Filme transforma o terror psicológico em uma experiência sensorial, explorando traumas e libertação através de metáforas e ambientes claustrofóbicos, mas perde força pela falta de desenvolvimento narrativo.
Indicada ao Emmy, Marjorie Estiano, adiciona mais um título à sua filmografia com “Abraço de Mãe”, um filme de terror psicológico que estreia na Netflix em 23 de outubro. O longa, dirigido por Cristian Ponce, foi destaque no Festival do Rio 2024 e circulou por festivais internacionais na Espanha e Estados Unidos, prometendo levar o público a uma experiência sombria e inquietante.
A divisão temporal em ‘abraço de mãe’
O filme apresenta uma narrativa dividida em duas linhas temporais: 1973 e 1996. Na primeira, uma criança é traumatizada por sua mãe, interpretada por Chandelly Braz, em uma cena que estabelecem raízes profundas para os eventos que se desenrolam mais de duas décadas depois. Em 1996, durante uma devastadora enchente no Rio de Janeiro, a protagonista, Ana, vivida por Estiano, é uma bombeira que luta pela sobrevivência e enfrenta os fantasmas de seu passado. A ambientação da enchente, que afetou verdadeiramente a cidade naquele ano, é usada para adicionar um clima opressivo e sufocante, com águas sujas e a constante ameaça de morte em um ambiente já degradado.
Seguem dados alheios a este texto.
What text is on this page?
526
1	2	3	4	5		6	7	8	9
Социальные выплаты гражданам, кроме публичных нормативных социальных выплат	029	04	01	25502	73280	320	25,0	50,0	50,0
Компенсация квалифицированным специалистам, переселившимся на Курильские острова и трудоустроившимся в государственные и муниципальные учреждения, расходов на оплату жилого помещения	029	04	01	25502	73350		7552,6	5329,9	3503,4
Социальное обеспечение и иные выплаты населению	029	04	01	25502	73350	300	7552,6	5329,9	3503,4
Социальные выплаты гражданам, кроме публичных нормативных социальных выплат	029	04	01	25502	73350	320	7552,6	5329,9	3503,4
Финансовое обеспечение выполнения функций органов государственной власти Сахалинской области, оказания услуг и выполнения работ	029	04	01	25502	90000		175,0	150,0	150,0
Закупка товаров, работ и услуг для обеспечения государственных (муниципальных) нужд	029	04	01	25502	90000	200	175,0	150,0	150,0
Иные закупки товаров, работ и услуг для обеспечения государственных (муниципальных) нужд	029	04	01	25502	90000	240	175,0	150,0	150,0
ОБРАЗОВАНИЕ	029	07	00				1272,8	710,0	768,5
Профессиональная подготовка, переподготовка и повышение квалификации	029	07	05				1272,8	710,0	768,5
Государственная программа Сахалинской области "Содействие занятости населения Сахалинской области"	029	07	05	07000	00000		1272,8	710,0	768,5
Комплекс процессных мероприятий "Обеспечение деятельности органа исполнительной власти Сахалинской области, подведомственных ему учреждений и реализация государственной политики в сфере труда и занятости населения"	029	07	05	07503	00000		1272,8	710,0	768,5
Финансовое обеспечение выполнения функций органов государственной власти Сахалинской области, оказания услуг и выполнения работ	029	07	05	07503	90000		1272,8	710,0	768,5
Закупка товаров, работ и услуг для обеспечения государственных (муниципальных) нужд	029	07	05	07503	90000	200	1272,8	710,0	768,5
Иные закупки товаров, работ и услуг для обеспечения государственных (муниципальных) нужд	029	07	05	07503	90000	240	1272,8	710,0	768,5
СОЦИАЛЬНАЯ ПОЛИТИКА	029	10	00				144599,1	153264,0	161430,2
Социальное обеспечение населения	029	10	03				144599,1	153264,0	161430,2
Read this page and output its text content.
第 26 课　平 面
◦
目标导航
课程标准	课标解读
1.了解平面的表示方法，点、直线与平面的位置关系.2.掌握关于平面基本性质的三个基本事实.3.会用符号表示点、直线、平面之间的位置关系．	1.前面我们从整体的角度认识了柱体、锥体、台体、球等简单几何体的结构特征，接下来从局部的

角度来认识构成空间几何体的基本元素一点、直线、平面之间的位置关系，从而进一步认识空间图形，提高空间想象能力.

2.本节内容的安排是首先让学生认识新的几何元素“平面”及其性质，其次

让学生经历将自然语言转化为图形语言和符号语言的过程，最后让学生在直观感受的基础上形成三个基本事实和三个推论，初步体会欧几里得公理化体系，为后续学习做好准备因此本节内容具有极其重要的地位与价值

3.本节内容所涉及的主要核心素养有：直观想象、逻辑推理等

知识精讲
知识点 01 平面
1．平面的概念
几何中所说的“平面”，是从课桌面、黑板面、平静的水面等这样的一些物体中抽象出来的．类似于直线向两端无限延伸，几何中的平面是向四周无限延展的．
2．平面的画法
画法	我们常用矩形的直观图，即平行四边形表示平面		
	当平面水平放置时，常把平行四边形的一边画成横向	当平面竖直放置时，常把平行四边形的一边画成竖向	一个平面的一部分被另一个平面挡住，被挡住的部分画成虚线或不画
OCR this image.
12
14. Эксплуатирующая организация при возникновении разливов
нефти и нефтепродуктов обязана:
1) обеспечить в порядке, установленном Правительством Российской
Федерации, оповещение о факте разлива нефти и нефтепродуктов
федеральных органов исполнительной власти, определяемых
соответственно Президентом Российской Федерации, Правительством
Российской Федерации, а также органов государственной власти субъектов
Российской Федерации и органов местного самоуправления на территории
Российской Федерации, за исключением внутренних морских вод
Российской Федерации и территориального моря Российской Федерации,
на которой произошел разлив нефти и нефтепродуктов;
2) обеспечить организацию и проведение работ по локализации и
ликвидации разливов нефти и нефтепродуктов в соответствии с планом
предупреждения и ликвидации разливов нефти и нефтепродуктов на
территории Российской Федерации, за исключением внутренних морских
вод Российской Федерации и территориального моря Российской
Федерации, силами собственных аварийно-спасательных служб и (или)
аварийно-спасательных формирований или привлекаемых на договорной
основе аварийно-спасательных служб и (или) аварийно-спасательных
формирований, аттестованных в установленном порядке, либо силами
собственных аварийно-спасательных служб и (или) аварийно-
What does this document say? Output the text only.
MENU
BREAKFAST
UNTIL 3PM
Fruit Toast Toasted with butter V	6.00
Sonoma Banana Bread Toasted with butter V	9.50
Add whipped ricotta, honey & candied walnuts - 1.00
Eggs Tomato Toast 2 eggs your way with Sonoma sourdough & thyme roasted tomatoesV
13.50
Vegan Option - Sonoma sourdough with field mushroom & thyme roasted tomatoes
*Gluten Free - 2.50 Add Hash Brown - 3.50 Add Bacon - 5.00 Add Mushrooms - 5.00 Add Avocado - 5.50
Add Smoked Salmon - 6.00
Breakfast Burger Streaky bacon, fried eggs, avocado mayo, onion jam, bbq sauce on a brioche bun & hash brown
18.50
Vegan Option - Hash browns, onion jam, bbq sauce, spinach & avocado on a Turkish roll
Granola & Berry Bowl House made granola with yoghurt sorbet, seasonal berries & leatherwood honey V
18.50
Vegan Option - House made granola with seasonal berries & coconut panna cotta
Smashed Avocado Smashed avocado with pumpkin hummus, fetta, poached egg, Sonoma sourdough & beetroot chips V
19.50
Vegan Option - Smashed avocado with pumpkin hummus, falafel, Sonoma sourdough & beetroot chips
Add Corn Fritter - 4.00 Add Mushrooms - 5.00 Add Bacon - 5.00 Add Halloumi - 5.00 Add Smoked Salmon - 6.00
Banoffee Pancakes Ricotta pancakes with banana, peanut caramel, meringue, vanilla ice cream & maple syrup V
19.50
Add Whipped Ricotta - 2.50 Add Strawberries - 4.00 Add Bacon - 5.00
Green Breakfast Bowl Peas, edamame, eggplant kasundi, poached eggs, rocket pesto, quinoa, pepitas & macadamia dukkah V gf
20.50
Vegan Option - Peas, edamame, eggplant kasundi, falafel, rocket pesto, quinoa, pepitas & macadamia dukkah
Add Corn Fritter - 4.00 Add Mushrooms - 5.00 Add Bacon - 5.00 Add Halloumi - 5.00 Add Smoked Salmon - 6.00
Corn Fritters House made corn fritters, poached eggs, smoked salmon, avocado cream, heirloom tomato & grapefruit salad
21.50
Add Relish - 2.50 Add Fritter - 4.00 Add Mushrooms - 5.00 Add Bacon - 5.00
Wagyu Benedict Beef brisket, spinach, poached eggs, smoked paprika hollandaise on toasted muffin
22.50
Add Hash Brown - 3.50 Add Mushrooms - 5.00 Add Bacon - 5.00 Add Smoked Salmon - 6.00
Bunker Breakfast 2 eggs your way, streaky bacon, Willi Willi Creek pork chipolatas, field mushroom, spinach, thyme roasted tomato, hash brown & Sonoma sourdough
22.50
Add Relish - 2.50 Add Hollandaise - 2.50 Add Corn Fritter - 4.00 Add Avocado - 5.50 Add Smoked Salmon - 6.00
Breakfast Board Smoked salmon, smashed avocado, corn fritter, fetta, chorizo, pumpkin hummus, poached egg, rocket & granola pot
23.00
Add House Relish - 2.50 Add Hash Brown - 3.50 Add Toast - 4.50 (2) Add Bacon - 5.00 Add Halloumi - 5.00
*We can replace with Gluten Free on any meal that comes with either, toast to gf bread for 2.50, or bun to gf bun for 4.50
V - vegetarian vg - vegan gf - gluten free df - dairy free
Terror psicológico em um asilo abandonado
O longa tenta se destacar, transformando o terror psicológico em uma experiência física e angustiante. Grande parte da ação acontece em um asilo abandonado, com cenários montados para sugerir medo e claustrofobia. A direção de arte é esperta ao criar corredores sombrios e ambientes em decadência, onde a iluminação mínima – muitas vezes apenas o feixe da lanterna – contribui para a sensação de que algo espreita a cada passo. A fotografia utiliza ângulos fechados e planos longos para intensificar a sensação de isolamento e impotência. O design de som, que valoriza o silêncio e o ruído ambiente, amplifica o medo, fazendo com que cada movimento seja interpretado como um presságio do que está por vir.
Metáforas universais e o uso do horror
Cristian Ponce opta por um roteiro repleto de simbolismos, utilizando o horror como uma forma de expor traumas e reflexões sobre libertação. O asilo abandonado surge como uma metáfora física para a mente de Ana, onde cada sala parece representar uma memória reprimida ou um medo enterrado. Para se recuperar, é importante enfrentar esses desafios, mas o filme não oferece respostas fáceis. “Abraço de Mãe” é semelhante a produções como “O Labirinto do Fauno“, em que o terror excede a narrativa literal e serve como uma alegoria para questões humanas mais profundas.
Marjorie Estiano, o destaque na atuação
Estiano se entrega completamente ao papel, trazendo variantes emocionais que enriquecem a trama. O treinamento realizado com o Corpo de Bombeiros é evidente na autenticidade com que executa cenas fisicamente exigentes. Seu desempenho é marcado pela vulnerabilidade que carrega desde o início, até a determinação e coragem no clímax, evidenciando uma personagem variada e cativante. O contraste entre o desespero e a força de Ana reflete a dualidade entre a necessidade de sobreviver ao caos externo e os conflitos internos que a assombram.
Ambientação não tão imersiva
Embora a trama se passe em 1996, a falta de elementos específicos da época faz com que o filme pareça deslocado. A ausência de objetos, figurinos e referências culturais daquele período pode ser um ponto negativo para quem busca uma imersão completa. Isso enfraquece a ligação com o contexto histórico, transformando o cenário de enchente em um pano de fundo genérico, sem agregar à autenticidade do período.
Terror que se sustenta no simbolismo
Apesar de criar uma atmosfera de suspense e terror com aparições repentinas e uma iluminação soturna, a obra sofre com a falta de desenvolvimento do enredo. Muitas questões permanecem indeterminadas e o desfecho desaponta, uma vez que não é possível compreender a motivação de certos personagens e eventos. A construção do conflito demora a acontecer, o que pode frustrar espectadores que esperam uma trama de horror mais convencional e direta. O resultado é um filme que se sustenta mais pelos seus simbolismos e pela exploração de temas universais do que pelo medo genuíno.
Mais metafórico do que macabro
“Abraço de Mãe” é uma obra que mistura o horror com a metáfora, oferecendo uma experiência introspectiva sobre enfrentar os fantasmas do passado. É uma proposta que vai além do susto fácil, pedindo ao espectador que se engaje com os dilemas internos dos personagens. Embora não seja uma experiência completa no que se refere ao desenvolvimento narrativo, o filme se destaca pelo uso do ambiente e das atuações para sugerir uma sensação de desconforto e libertação. Um terror que se revela mais emocional do que sobrenatural, e que desafia o público a olhar para dentro de si.